Polémica entre Municipio de Quito y Ministerio de Ambiente por relleno sanitario

Sociedad

Autor:

Jonathan Machado

Actualizada:

18 Nov 2020 - 0:05

Una de las piscinas del relleno sanitario El Inga, el 13 de febrero de 2020. - Foto: Primicias

Polémica entre Municipio de Quito y Ministerio de Ambiente por relleno sanitario

Autor:

Jonathan Machado

Actualizada:

18 Nov 2020 - 0:05

La Emgirs asegura que el tratamiento que aplica a los lixiviados permite usarlos en actividades de riego. La autoridad ambiental dice que el proceso no cumple la normativa.

El Ministerio de Ambiente es categórico. El tratamiento de los líquidos que produce la basura (conocidos técnicamente como lixiviados) del relleno sanitario de Quito no cumple con la normativa ambiental vigente.

Esto significa que estos lixiviados no pueden ser descargados al río Inga y tampoco utilizados en actividades de riego.

Según la autoridad ambiental, en la inspección realizada el 10 de noviembre del 2020, se constató la construcción de dos nuevas piscinas de almacenamiento de lixiviados y que la empresa municipal no realiza un proceso adecuado de tratamiento.

Por esta razón, el Ministerio del Ambiente no ha aprobado la descarga de lixiviados ni tampoco que se los use en ningún tipo de actividad.

La gerenta de la Emgirs, María Gabriela Dávila, dice que la empresa ha tratado alrededor de 17.000 metros cúbicos de lixiviados de los 100.000 que están almacenados en las 11 piscinas del complejo.

Y agrega que los lixiviados cumplen con la normativa ambiental para que puedan ser utilizados en actividades de riego. “Estamos a la espera de la autorización del Ministerio de Ambiente (MAE)”.

Sin embargo, el MAE insiste en que los lixiviados se encuentran almacenados sin tratamiento.
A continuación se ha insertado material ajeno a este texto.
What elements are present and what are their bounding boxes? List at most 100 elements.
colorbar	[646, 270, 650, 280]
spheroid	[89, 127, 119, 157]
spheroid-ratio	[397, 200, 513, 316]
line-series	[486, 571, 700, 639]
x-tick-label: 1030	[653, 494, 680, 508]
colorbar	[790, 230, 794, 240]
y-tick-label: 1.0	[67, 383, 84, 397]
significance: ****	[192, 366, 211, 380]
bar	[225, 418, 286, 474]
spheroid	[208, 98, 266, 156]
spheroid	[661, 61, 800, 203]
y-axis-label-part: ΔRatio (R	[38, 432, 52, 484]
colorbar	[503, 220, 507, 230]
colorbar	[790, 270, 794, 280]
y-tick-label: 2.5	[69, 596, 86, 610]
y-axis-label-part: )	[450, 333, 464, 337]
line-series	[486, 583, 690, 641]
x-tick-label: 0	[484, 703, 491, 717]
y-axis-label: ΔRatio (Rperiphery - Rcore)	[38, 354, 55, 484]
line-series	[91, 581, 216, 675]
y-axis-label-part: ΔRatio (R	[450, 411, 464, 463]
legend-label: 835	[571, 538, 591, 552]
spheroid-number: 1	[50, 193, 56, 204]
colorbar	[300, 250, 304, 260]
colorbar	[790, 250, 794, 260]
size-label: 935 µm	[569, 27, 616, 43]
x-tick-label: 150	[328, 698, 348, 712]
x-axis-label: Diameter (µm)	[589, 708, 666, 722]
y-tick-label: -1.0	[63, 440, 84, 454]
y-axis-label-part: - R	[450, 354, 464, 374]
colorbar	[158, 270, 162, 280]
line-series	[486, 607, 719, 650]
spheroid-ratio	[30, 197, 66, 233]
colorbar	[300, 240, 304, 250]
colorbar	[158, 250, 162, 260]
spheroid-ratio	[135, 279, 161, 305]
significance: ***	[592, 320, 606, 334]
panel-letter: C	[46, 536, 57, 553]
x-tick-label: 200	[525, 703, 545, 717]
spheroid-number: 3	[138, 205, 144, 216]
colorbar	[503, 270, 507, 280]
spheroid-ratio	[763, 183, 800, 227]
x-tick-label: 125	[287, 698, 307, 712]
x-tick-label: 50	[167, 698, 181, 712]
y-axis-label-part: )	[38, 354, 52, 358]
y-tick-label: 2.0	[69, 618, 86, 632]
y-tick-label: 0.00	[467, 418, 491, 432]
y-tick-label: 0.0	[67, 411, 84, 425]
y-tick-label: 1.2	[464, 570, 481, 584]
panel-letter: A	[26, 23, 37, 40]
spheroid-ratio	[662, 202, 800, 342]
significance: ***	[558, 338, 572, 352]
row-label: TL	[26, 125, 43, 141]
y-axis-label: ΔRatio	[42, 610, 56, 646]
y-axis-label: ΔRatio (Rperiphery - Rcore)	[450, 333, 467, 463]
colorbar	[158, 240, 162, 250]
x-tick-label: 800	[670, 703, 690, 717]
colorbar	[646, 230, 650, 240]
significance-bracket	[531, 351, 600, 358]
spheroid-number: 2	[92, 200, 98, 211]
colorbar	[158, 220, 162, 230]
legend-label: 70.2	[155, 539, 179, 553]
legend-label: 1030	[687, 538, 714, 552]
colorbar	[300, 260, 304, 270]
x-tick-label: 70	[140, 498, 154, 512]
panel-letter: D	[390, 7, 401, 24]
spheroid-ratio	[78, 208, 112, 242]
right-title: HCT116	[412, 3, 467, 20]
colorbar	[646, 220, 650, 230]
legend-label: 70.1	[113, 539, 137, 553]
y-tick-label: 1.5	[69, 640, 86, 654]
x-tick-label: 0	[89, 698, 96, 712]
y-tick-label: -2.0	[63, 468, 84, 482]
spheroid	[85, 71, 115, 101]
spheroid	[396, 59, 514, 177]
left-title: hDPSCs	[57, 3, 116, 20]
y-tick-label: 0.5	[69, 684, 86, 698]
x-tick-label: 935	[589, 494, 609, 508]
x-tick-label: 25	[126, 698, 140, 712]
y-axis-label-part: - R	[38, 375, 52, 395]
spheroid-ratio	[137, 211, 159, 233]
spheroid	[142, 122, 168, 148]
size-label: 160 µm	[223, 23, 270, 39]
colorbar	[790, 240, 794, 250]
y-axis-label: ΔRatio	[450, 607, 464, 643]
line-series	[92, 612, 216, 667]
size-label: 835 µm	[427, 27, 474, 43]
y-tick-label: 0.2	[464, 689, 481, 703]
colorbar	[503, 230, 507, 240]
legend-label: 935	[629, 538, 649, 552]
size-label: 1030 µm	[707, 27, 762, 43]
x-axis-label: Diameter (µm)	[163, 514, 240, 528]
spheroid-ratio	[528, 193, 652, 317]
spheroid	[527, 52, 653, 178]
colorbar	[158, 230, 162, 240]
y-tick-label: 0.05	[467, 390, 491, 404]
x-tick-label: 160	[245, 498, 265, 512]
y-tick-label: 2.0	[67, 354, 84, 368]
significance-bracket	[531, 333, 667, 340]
Es por eso que “no autorizará ningún tipo de descarga, mientras los lixiviados no cumplan con la normativa ambiental”.

Además, informa que no ha recibido ningún pedido de autorización por parte de la Emgirs para la descarga de los lixiviados.

Por el contrario, el MAE señala que el Plan de Acción que presentó la Emgirs para tratar estos líquidos “tuvo observaciones debido a la falta de documentación que sustente la efectividad de los procesos”.

Es por eso que el MAE levantó un proceso administrativo en contra de la Emgirs.

Incumplimiento de parámetros

La normativa en la que se encuentran los parámetros que deben cumplir los lixiviados antes de ser descargados a un río, o ser usados en actividades de riego mide -por ejemplo- la presencia de metales pesados y la demanda biológica de oxígeno y nitrógeno. A esto se suma la cantidad de sólidos suspendidos.

Los lixiviados del relleno sanitario de Quito cuentan con altas concentraciones de estos materiales.

  • Por ejemplo, la demanda biológica de oxígeno debe tener una concentración máxima de 100 miligramos (mg) por cada litro, pero los lixiviados del relleno sanitario de El Inga llegan a 2.547 mg por litro.
  • Además, la cantidad de sólidos suspendidos deben tener un máximo de 100 mg por cada litro. Los líquidos de la basura del relleno sanitario tienen 347 mg por litro.
  • Un parámetro que sí cumplen los lixiviados de Quito tiene que ver con la presencia de grasas y aceites. La norma establece una saturación de 30 mg por litro, mientras que los líquidos arrojan una presencia de 3,47 mg por litro.

El MAE dice que continuará con las inspecciones en el relleno sanitario con la finalidad de que los procesos que realice la Emgirs cumplan con los parámetros legales.

Nuevo modelo de gestión

El objetivo del Municipio de Quito es cambiar el modelo de gestión de la basura.

Para lograrlo es necesario reducir la producción de la basura, incentivar el reciclaje, la clasificación de los desechos en los domicilios y en la industria, según el exgerente de la Emgirs, Xavier Sinche.

Agrega que también se debería reducir significativamente el uso de materiales de un solo uso e impulsar las ordenanzas municipales que brinden beneficios tributarios a las empresas que reutilicen sus envases en su cadena de producción.

“Con estas políticas se alarga la vida de los rellenos sanitarios para que se conviertan en complejos ambientales”, explica Sinche.

La gerenta de la Emgirs, María Gabriela Dávila, asegura que 18 empresas internacionales han presentado propuestas tecnológicas para buscar un nuevo modelo de tratamiento de la basura.

“Vamos a analizar los estudios técnicos y económicos para determinar qué propuesta se adapta a las necesidades de la ciudad”, dice la funcionaria.